Doctors in the St. Louis region are encouraging families to create what they call “protective bubbles” around school-age children as they head back to class.
Earlier in the pandemic, younger people who caught the virus were mostly asymptomatic. But now, more kids are testing positive and getting sick with the virus, local health officials said this week. In St. Louis County, one in five cases are in people under 18, according to county officials.
The more contagious delta variant has spread across the state, putting more kids and their families at risk of contracting the virus as the school year begins, said Dr. Sarah Gebauer, a family medicine physician and clinical epidemiologist in St. Louis.
“Those mutations made it so that children who were in previous parts of the pandemic not getting very sick or having asymptomatic infections, now they’re getting sick and in much higher numbers,” she said.
Federal officials haven’t yet approved a COVID-19 vaccine for children under 12. That means those who can get a vaccine should to protect vulnerable kids, particularly as school starts, Gebauer said.

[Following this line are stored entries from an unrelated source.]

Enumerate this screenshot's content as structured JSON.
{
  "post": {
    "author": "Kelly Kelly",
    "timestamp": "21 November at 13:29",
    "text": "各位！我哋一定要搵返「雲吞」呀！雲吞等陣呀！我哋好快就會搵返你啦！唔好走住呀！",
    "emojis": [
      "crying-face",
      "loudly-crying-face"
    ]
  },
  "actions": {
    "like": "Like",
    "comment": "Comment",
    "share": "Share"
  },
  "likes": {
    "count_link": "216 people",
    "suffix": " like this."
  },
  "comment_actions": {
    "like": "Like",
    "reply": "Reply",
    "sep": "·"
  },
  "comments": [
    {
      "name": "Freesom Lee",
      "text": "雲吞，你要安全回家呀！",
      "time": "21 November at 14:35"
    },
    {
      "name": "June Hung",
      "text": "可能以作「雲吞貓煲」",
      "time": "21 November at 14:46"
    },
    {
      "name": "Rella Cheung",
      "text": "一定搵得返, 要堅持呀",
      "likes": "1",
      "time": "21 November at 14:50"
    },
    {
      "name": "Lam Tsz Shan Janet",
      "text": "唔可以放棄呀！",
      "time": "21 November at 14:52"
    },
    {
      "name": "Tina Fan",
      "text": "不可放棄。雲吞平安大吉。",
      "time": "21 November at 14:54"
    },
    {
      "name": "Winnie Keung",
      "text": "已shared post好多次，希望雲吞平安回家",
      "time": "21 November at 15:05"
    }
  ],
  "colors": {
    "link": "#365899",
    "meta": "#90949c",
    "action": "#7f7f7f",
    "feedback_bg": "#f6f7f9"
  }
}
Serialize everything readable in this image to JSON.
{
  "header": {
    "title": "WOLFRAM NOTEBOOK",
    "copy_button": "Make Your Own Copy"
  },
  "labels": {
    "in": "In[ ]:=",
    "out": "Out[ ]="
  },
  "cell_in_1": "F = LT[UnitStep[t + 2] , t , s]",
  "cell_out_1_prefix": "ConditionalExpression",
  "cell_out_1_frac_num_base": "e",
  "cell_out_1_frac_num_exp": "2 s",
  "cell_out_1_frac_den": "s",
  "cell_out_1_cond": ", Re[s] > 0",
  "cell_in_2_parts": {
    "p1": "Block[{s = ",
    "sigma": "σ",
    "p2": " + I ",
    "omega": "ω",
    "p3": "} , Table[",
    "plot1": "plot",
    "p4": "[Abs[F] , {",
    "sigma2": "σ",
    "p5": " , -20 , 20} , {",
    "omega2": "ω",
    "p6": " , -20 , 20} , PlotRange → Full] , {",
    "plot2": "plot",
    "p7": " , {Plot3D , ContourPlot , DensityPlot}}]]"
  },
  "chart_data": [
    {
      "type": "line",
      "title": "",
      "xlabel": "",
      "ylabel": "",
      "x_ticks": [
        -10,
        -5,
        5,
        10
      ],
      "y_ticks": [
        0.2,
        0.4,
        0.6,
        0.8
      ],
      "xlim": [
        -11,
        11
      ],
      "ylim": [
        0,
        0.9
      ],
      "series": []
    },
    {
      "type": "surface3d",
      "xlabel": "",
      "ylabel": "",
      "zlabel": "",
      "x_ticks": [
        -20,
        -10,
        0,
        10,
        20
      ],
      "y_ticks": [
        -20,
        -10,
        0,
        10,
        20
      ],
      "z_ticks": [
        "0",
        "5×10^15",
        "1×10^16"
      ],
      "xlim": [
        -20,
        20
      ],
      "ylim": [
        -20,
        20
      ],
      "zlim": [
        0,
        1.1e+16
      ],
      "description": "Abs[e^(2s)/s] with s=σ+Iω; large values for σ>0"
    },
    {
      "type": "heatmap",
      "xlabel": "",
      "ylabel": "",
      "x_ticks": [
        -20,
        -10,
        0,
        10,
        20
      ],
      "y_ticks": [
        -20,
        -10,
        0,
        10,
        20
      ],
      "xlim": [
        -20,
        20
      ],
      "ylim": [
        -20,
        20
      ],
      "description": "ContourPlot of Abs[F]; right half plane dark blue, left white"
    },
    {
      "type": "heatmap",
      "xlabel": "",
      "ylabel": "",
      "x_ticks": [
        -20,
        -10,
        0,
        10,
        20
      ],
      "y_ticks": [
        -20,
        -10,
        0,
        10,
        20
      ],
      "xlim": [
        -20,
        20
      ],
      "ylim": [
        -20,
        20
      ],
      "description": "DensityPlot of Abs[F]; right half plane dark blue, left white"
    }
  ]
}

“We’ll have large numbers of unvaccinated, highly vulnerable individuals in small spaces, cooped up together for a long period of time, trying to do what’s most important, studying and learning,” she said. “[We need to] ensure that these children are surrounded by people who are fully vaccinated if they’re eligible.”
This week, there are 25 children hospitalized with COVID-19 in the region’s hospitals, according to the St. Louis Metropolitan Pandemic Task Force.
“You could go to any of our children’s hospitals across the state of Missouri and find lots of kids that are in hospitals, on oxygen, because of the coronavirus,” said Dr. Kristin Sohl, president of the Missouri chapter of the American Academy of Pediatrics. “This delta variant, or new version, of the virus is absolutely affecting kids in a way we did not see in the past.”
Doctors say kids and teens are still being hospitalized at much lower rates than adults with COVID, but kids can spread the virus to others, particularly those who are unvaccinated.
Even given the new risks, it’s important for kids to get back to in-person school, Sohl said. To keep them healthy and in school, families should create as many barriers between them and the virus as they can, by avoiding large crowds, wearing masks outside the home and, most especially, getting vaccinated.
“Our little kiddos have no meaningful way to protect themselves other than the layers of protection we can put around them as adults,” Sohl said.
It’s likely the federal government will approve a COVID-19 vaccine for young children by late this year or early next year, she said.